Every society has to at one point or the other stop and reflect on the things that are dividing them. Usually such thing are foreign, which the majority would not even understand nor explain if asked. If society were to constantly do that they would see more things that would unite them than the lesser things threatening to divide them. They would realise the shame that is there for hating others amongst them without any proper reason.

The week past I have been challenged by several people on the authenticity of some historical accounts especially of Malawian people which is the country of my origin. Thus the book I am going to quote from for this weeks quotations appears to be coincidental to such accounts. The book explains some critical occurrences in the history of the nation Malawi and what was going on in the minds of people both in power and outside. I am sure from such insight you will learn one or two things, read and enjoy:

THE LIFE OF GEORGE NDOMONDO – Shepherd Boy, Clerk, Politician, Guerrilla General, Detainee and Priest by George Ndomondo and Colin Baker

“Those who had been divided were united overnight. My colleagues summoned an urgent meeting and each group – there were two factions in the cabinet – confessed its ‘sins’. They discovered that a detention bill had been in preparation for the last four or five months without their knowledge! They agreed to bury their differences; it had become a question of surviving or perishing together.”

George Ndomondo

In March we arrived at a village in Mozambique and asked for a place to sleep. Although the Village Headman suspected us, he gave us a place to sleep and gave us some men to guide us there. in the morning we asked them to show us the way to Zambia and they agreed to accompany us.
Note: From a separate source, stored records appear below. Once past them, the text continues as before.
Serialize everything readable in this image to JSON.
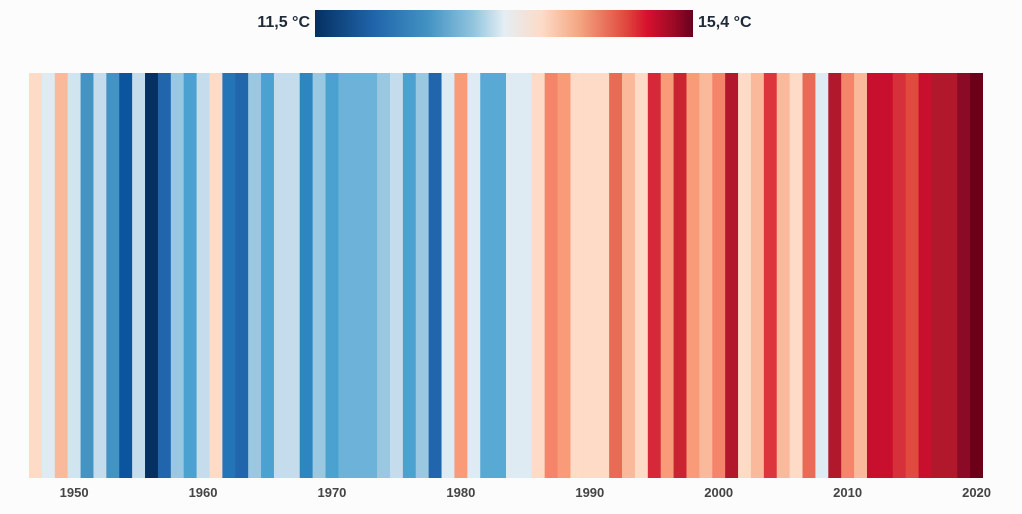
{
  "chart_data": {
    "type": "warming-stripes",
    "start_year": 1947,
    "end_year": 2020,
    "legend": {
      "min_label": "11,5 °C",
      "max_label": "15,4 °C",
      "min_value": 11.5,
      "max_value": 15.4
    },
    "x_ticks": [
      "1950",
      "1960",
      "1970",
      "1980",
      "1990",
      "2000",
      "2010",
      "2020"
    ],
    "colors": [
      "#fddbc7",
      "#deebf2",
      "#fbb99b",
      "#d1e5f0",
      "#4393c3",
      "#c5dcec",
      "#4393c3",
      "#0b559f",
      "#c5dcec",
      "#053061",
      "#2166ac",
      "#9ac8e0",
      "#4ba2d1",
      "#c5dcec",
      "#fddbc7",
      "#2375b8",
      "#2166ac",
      "#9ac8e0",
      "#4ba2d1",
      "#c5dcec",
      "#c5dcec",
      "#2e86c1",
      "#9ac8e0",
      "#4ba2d1",
      "#6cb2d9",
      "#6cb2d9",
      "#6cb2d9",
      "#9ac8e0",
      "#c5dcec",
      "#4ba2d1",
      "#9ac8e0",
      "#2166ac",
      "#deebf2",
      "#f99a79",
      "#deebf2",
      "#58aad4",
      "#58aad4",
      "#deebf2",
      "#deebf2",
      "#fddbc7",
      "#f4846a",
      "#f99a79",
      "#fddbc7",
      "#fddbc7",
      "#fddbc7",
      "#e86b56",
      "#fbb99b",
      "#fddbc7",
      "#d62839",
      "#f99a79",
      "#c9242f",
      "#f99a79",
      "#fbb99b",
      "#f4846a",
      "#b2182b",
      "#fddbc7",
      "#fbb99b",
      "#dd353d",
      "#fbb99b",
      "#fddbc7",
      "#e86b56",
      "#deebf2",
      "#b2182b",
      "#f4846a",
      "#fbb99b",
      "#c8102e",
      "#c8102e",
      "#d6303a",
      "#e04a3f",
      "#c8102e",
      "#b2182b",
      "#b2182b",
      "#8b0a25",
      "#6b0018"
    ]
  }
}
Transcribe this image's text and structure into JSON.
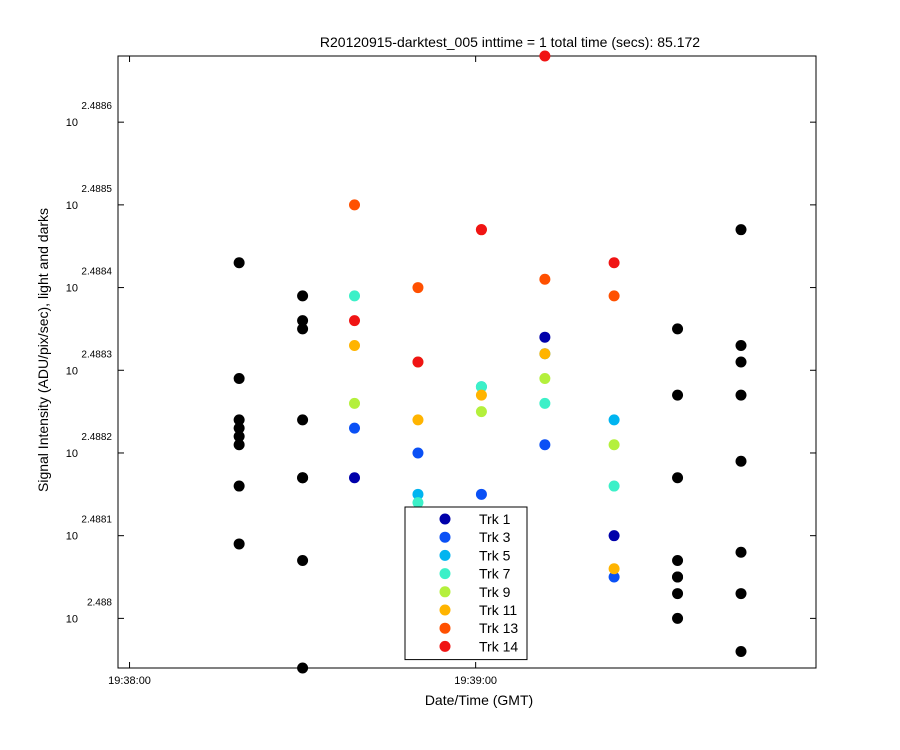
{
  "chart_data": {
    "type": "scatter",
    "title": "R20120915-darktest_005 inttime = 1 total time (secs): 85.172",
    "xlabel": "Date/Time (GMT)",
    "ylabel": "Signal Intensity (ADU/pix/sec), light and darks",
    "x_time_range": [
      "19:37:58",
      "19:39:59"
    ],
    "ylim_exponent": [
      2.48794,
      2.48868
    ],
    "x_ticks": [
      {
        "time": "19:38:00",
        "label": "19:38:00"
      },
      {
        "time": "19:39:00",
        "label": "19:39:00"
      }
    ],
    "y_ticks": [
      {
        "base": "10",
        "exponent": "2.488"
      },
      {
        "base": "10",
        "exponent": "2.4881"
      },
      {
        "base": "10",
        "exponent": "2.4882"
      },
      {
        "base": "10",
        "exponent": "2.4883"
      },
      {
        "base": "10",
        "exponent": "2.4884"
      },
      {
        "base": "10",
        "exponent": "2.4885"
      },
      {
        "base": "10",
        "exponent": "2.4886"
      }
    ],
    "grid": false,
    "legend_placement": "bottom-center",
    "series": [
      {
        "name": "Trk 1",
        "color": "#0000aa",
        "points": [
          [
            "19:38:39",
            2.48817
          ],
          [
            "19:39:12",
            2.48834
          ],
          [
            "19:39:24",
            2.4881
          ]
        ]
      },
      {
        "name": "Trk 3",
        "color": "#0a50f5",
        "points": [
          [
            "19:38:39",
            2.48823
          ],
          [
            "19:38:50",
            2.4882
          ],
          [
            "19:39:01",
            2.48815
          ],
          [
            "19:39:12",
            2.48821
          ],
          [
            "19:39:24",
            2.48805
          ]
        ]
      },
      {
        "name": "Trk 5",
        "color": "#00b4f0",
        "points": [
          [
            "19:38:50",
            2.48815
          ],
          [
            "19:39:01",
            2.48828
          ],
          [
            "19:39:12",
            2.48832
          ],
          [
            "19:39:24",
            2.48824
          ]
        ]
      },
      {
        "name": "Trk 7",
        "color": "#3cf0c8",
        "points": [
          [
            "19:38:39",
            2.48839
          ],
          [
            "19:38:50",
            2.48814
          ],
          [
            "19:39:01",
            2.48828
          ],
          [
            "19:39:12",
            2.48826
          ],
          [
            "19:39:24",
            2.48816
          ]
        ]
      },
      {
        "name": "Trk 9",
        "color": "#b4f03c",
        "points": [
          [
            "19:38:39",
            2.48826
          ],
          [
            "19:38:50",
            2.48831
          ],
          [
            "19:39:01",
            2.48825
          ],
          [
            "19:39:12",
            2.48829
          ],
          [
            "19:39:24",
            2.48821
          ]
        ]
      },
      {
        "name": "Trk 11",
        "color": "#ffb400",
        "points": [
          [
            "19:38:39",
            2.48833
          ],
          [
            "19:38:50",
            2.48824
          ],
          [
            "19:39:01",
            2.48827
          ],
          [
            "19:39:12",
            2.48832
          ],
          [
            "19:39:24",
            2.48806
          ]
        ]
      },
      {
        "name": "Trk 13",
        "color": "#ff5000",
        "points": [
          [
            "19:38:39",
            2.4885
          ],
          [
            "19:38:50",
            2.4884
          ],
          [
            "19:39:01",
            2.48847
          ],
          [
            "19:39:12",
            2.48841
          ],
          [
            "19:39:24",
            2.48839
          ]
        ]
      },
      {
        "name": "Trk 14",
        "color": "#f01414",
        "points": [
          [
            "19:38:39",
            2.48836
          ],
          [
            "19:38:50",
            2.48831
          ],
          [
            "19:39:01",
            2.48847
          ],
          [
            "19:39:12",
            2.48868
          ],
          [
            "19:39:24",
            2.48843
          ]
        ]
      },
      {
        "name": "",
        "color": "#000000",
        "points": [
          [
            "19:38:19",
            2.48843
          ],
          [
            "19:38:19",
            2.48829
          ],
          [
            "19:38:19",
            2.48824
          ],
          [
            "19:38:19",
            2.48823
          ],
          [
            "19:38:19",
            2.48822
          ],
          [
            "19:38:19",
            2.48821
          ],
          [
            "19:38:19",
            2.48816
          ],
          [
            "19:38:19",
            2.48809
          ],
          [
            "19:38:30",
            2.48839
          ],
          [
            "19:38:30",
            2.48836
          ],
          [
            "19:38:30",
            2.48835
          ],
          [
            "19:38:30",
            2.48824
          ],
          [
            "19:38:30",
            2.48817
          ],
          [
            "19:38:30",
            2.48817
          ],
          [
            "19:38:30",
            2.48807
          ],
          [
            "19:38:30",
            2.48794
          ],
          [
            "19:39:35",
            2.48835
          ],
          [
            "19:39:35",
            2.48827
          ],
          [
            "19:39:35",
            2.48817
          ],
          [
            "19:39:35",
            2.48807
          ],
          [
            "19:39:35",
            2.48805
          ],
          [
            "19:39:35",
            2.48805
          ],
          [
            "19:39:35",
            2.48803
          ],
          [
            "19:39:35",
            2.488
          ],
          [
            "19:39:46",
            2.48847
          ],
          [
            "19:39:46",
            2.48833
          ],
          [
            "19:39:46",
            2.48831
          ],
          [
            "19:39:46",
            2.48827
          ],
          [
            "19:39:46",
            2.48819
          ],
          [
            "19:39:46",
            2.48808
          ],
          [
            "19:39:46",
            2.48803
          ],
          [
            "19:39:46",
            2.48796
          ]
        ]
      }
    ]
  }
}
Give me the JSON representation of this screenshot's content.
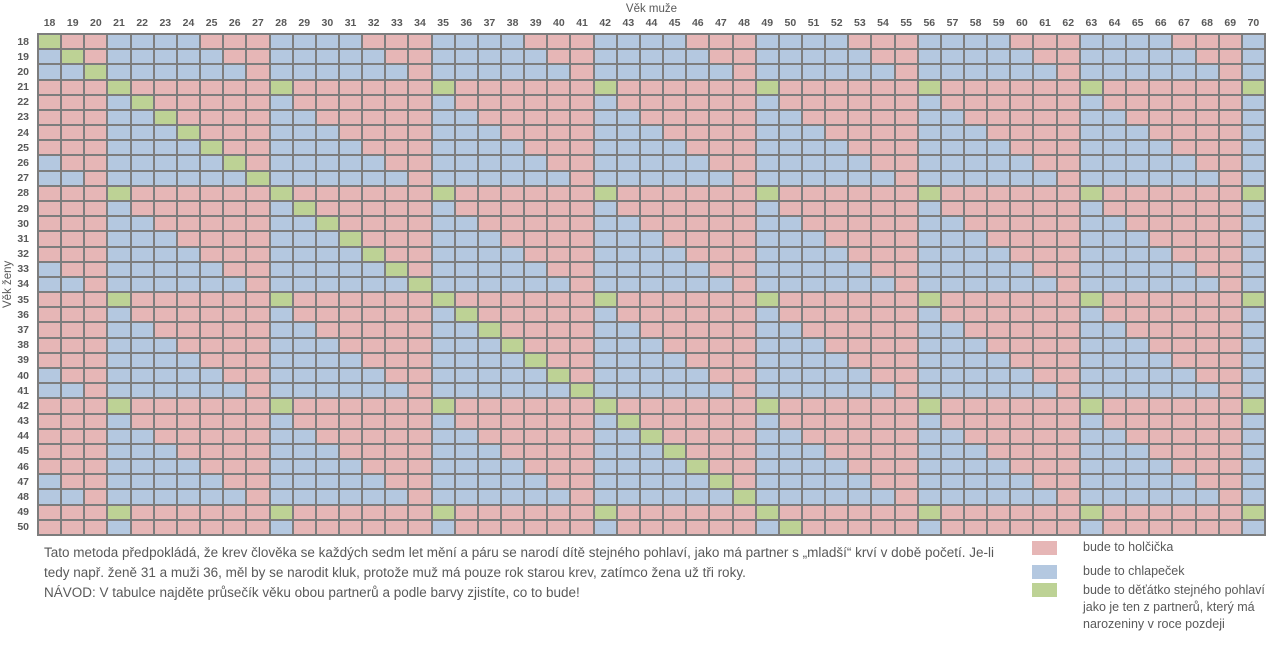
{
  "colors": {
    "pink": "#E6B6B6",
    "blue": "#B4C8E0",
    "green": "#BDD295",
    "grid_line": "#7D7D7D",
    "text": "#595959",
    "background": "#FFFFFF",
    "cell": {
      "P": "#E6B6B6",
      "B": "#B4C8E0",
      "G": "#BDD295"
    }
  },
  "chart_data": {
    "type": "heatmap",
    "xlabel": "Věk muže",
    "ylabel": "Věk ženy",
    "x_categories": [
      18,
      19,
      20,
      21,
      22,
      23,
      24,
      25,
      26,
      27,
      28,
      29,
      30,
      31,
      32,
      33,
      34,
      35,
      36,
      37,
      38,
      39,
      40,
      41,
      42,
      43,
      44,
      45,
      46,
      47,
      48,
      49,
      50,
      51,
      52,
      53,
      54,
      55,
      56,
      57,
      58,
      59,
      60,
      61,
      62,
      63,
      64,
      65,
      66,
      67,
      68,
      69,
      70
    ],
    "y_categories": [
      18,
      19,
      20,
      21,
      22,
      23,
      24,
      25,
      26,
      27,
      28,
      29,
      30,
      31,
      32,
      33,
      34,
      35,
      36,
      37,
      38,
      39,
      40,
      41,
      42,
      43,
      44,
      45,
      46,
      47,
      48,
      49,
      50
    ],
    "cell_meanings": {
      "P": "bude to holčička (girl)",
      "B": "bude to chlapeček (boy)",
      "G": "bude to děťátko stejného pohlaví jako partner s narozeninami později v roce"
    },
    "rows": [
      "GPPBBBBPPPBBBBPPPBBBBPPPBBBBPPPBBBBPPPBBBBPPPBBBBPPPB",
      "BGPBBBBBPPBBBBBPPBBBBBPPBBBBBPPBBBBBPPBBBBBPPBBBBBPPB",
      "BBGBBBBBBPBBBBBBPBBBBBBPBBBBBBPBBBBBBPBBBBBBPBBBBBBPB",
      "PPPGPPPPPPGPPPPPPGPPPPPPGPPPPPPGPPPPPPGPPPPPPGPPPPPPG",
      "PPPBGPPPPPBPPPPPPBPPPPPPBPPPPPPBPPPPPPBPPPPPPBPPPPPPB",
      "PPPBBGPPPPBBPPPPPBBPPPPPBBPPPPPBBPPPPPBBPPPPPBBPPPPPB",
      "PPPBBBGPPPBBBPPPPBBBPPPPBBBPPPPBBBPPPPBBBPPPPBBBPPPPB",
      "PPPBBBBGPPBBBBPPPBBBBPPPBBBBPPPBBBBPPPBBBBPPPBBBBPPPB",
      "BPPBBBBBGPBBBBBPPBBBBBPPBBBBBPPBBBBBPPBBBBBPPBBBBBPPB",
      "BBPBBBBBBGBBBBBBPBBBBBBPBBBBBBPBBBBBBPBBBBBBPBBBBBBPB",
      "PPPGPPPPPPGPPPPPPGPPPPPPGPPPPPPGPPPPPPGPPPPPPGPPPPPPG",
      "PPPBPPPPPPBGPPPPPBPPPPPPBPPPPPPBPPPPPPBPPPPPPBPPPPPPB",
      "PPPBBPPPPPBBGPPPPBBPPPPPBBPPPPPBBPPPPPBBPPPPPBBPPPPPB",
      "PPPBBBPPPPBBBGPPPBBBPPPPBBBPPPPBBBPPPPBBBPPPPBBBPPPPB",
      "PPPBBBBPPPBBBBGPPBBBBPPPBBBBPPPBBBBPPPBBBBPPPBBBBPPPB",
      "BPPBBBBBPPBBBBBGPBBBBBPPBBBBBPPBBBBBPPBBBBBPPBBBBBPPB",
      "BBPBBBBBBPBBBBBBGBBBBBBPBBBBBBPBBBBBBPBBBBBBPBBBBBBPB",
      "PPPGPPPPPPGPPPPPPGPPPPPPGPPPPPPGPPPPPPGPPPPPPGPPPPPPG",
      "PPPBPPPPPPBPPPPPPBGPPPPPBPPPPPPBPPPPPPBPPPPPPBPPPPPPB",
      "PPPBBPPPPPBBPPPPPBBGPPPPBBPPPPPBBPPPPPBBPPPPPBBPPPPPB",
      "PPPBBBPPPPBBBPPPPBBBGPPPBBBPPPPBBBPPPPBBBPPPPBBBPPPPB",
      "PPPBBBBPPPBBBBPPPBBBBGPPBBBBPPPBBBBPPPBBBBPPPBBBBPPPB",
      "BPPBBBBBPPBBBBBPPBBBBBGPBBBBBPPBBBBBPPBBBBBPPBBBBBPPB",
      "BBPBBBBBBPBBBBBBPBBBBBBGBBBBBBPBBBBBBPBBBBBBPBBBBBBPB",
      "PPPGPPPPPPGPPPPPPGPPPPPPGPPPPPPGPPPPPPGPPPPPPGPPPPPPG",
      "PPPBPPPPPPBPPPPPPBPPPPPPBGPPPPPBPPPPPPBPPPPPPBPPPPPPB",
      "PPPBBPPPPPBBPPPPPBBPPPPPBBGPPPPBBPPPPPBBPPPPPBBPPPPPB",
      "PPPBBBPPPPBBBPPPPBBBPPPPBBBGPPPBBBPPPPBBBPPPPBBBPPPPB",
      "PPPBBBBPPPBBBBPPPBBBBPPPBBBBGPPBBBBPPPBBBBPPPBBBBPPPB",
      "BPPBBBBBPPBBBBBPPBBBBBPPBBBBBGPBBBBBPPBBBBBPPBBBBBPPB",
      "BBPBBBBBBPBBBBBBPBBBBBBPBBBBBBGBBBBBBPBBBBBBPBBBBBBPB",
      "PPPGPPPPPPGPPPPPPGPPPPPPGPPPPPPGPPPPPPGPPPPPPGPPPPPPG",
      "PPPBPPPPPPBPPPPPPBPPPPPPBPPPPPPBGPPPPPBPPPPPPBPPPPPPB"
    ],
    "legend": [
      {
        "code": "P",
        "color": "#E6B6B6",
        "label_lines": [
          "bude to holčička"
        ]
      },
      {
        "code": "B",
        "color": "#B4C8E0",
        "label_lines": [
          "bude to chlapeček"
        ]
      },
      {
        "code": "G",
        "color": "#BDD295",
        "label_lines": [
          "bude to děťátko stejného pohlaví",
          "jako je ten z partnerů, který má",
          "narozeniny v roce pozdeji"
        ]
      }
    ],
    "legend_position": "bottom-right",
    "grid": true
  },
  "note_lines": [
    "Tato metoda předpokládá, že krev člověka se každých sedm let mění a páru se narodí dítě stejného pohlaví, jako má partner s „mladší“ krví v době početí. Je-li",
    "tedy např. ženě 31 a muži 36, měl by se narodit kluk, protože muž má pouze rok starou krev, zatímco žena už tři roky.",
    "NÁVOD: V tabulce najděte průsečík věku obou partnerů a podle barvy zjistíte, co to bude!"
  ]
}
On the way they handed us over to the police station at Fulankungu in Mozambique where we were tortured heavily. Later we were sent to Tete Detention Camp across the Zambezi in Mozambique and they dumped us in underground cells together with Mozambican detainees. We were under the control of ‘PIDE’ which is similar to our Special Branch (SB). After being interrogated, and knowing that I was a Member of Parliament, they tortured me badly to get information from me and I was so frightened that I committed my soul into God’s hands. I was very sick because of the torturing and they took me to hospital for admission and there I had a security guard at my bedside with a gun in his hands. I was chained hands and foot to the bed. After a period of medication I was taken back into the dungeon. We were packed like logs and people preferred to be hanged and killed.”

” …….. I lived in fear. I was constantly being watched and my sermons were monitored. It is lies, jealousies, selfishness and falsehoods which are the chains people are wearing to put others in trouble. But only truth will make us free. To live in fear makes people unable to enjoy God’s freedom.”